Now let’s consider the Green New Deal. Obviously this also constitutes vast new government “red ink” but catalyzes real “black ink” emergence in the private sector:

  • A vast mobilization effort creating a jobs stimulus the likes of which haven’t been seen since WW2
  • Zero marginal cost energy in a horizontally-integrated system, which allows energy users to make money on both money and data

  • A massive amount of technology and goods being created and exported

It’s a good thing money is artificial and that it has the elasticity to function this way. If it didn’t have this elasticity, it would still be artificial – but it would be an artificial barrier to using resources and filling jobs. This barrier would manifest, for instance, as empty factories next to empty homes with unemployed people sleeping out on the street – all while the resources needed go unused.

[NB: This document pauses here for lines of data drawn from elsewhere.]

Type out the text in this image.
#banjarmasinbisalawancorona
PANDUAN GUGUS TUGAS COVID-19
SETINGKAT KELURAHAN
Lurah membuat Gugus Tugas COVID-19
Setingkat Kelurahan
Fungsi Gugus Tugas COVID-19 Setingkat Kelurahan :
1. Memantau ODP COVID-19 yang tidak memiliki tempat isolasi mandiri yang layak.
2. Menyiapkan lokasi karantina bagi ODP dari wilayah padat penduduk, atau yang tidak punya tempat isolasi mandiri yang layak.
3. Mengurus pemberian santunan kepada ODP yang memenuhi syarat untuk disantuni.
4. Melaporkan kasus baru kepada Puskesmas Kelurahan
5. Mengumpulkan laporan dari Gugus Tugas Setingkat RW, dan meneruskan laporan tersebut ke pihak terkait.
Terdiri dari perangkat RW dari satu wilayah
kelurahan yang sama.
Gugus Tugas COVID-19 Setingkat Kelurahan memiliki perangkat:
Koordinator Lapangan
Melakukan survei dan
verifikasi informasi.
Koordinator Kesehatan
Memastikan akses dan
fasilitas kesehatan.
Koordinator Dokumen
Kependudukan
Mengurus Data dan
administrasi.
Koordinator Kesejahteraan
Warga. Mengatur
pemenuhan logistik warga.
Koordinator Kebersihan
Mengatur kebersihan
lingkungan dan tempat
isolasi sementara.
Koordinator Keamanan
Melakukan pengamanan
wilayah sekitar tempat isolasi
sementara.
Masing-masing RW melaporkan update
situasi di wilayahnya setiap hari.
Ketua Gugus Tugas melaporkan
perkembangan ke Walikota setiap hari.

Oh, yeah. That’s exactly where we’re at right now – because when it comes to spending for the public purpose, our representatives act like there are constraints that don’t exist, because old narratives die hard.

It’s time to catch up to where we were 80 years ago and recognize reality. Bernie’s ideas aren’t just possible – they’re a brilliant move economically and a moral imperative.

What we can’t afford: living in an obsolete fairy-tale at the expense of human life.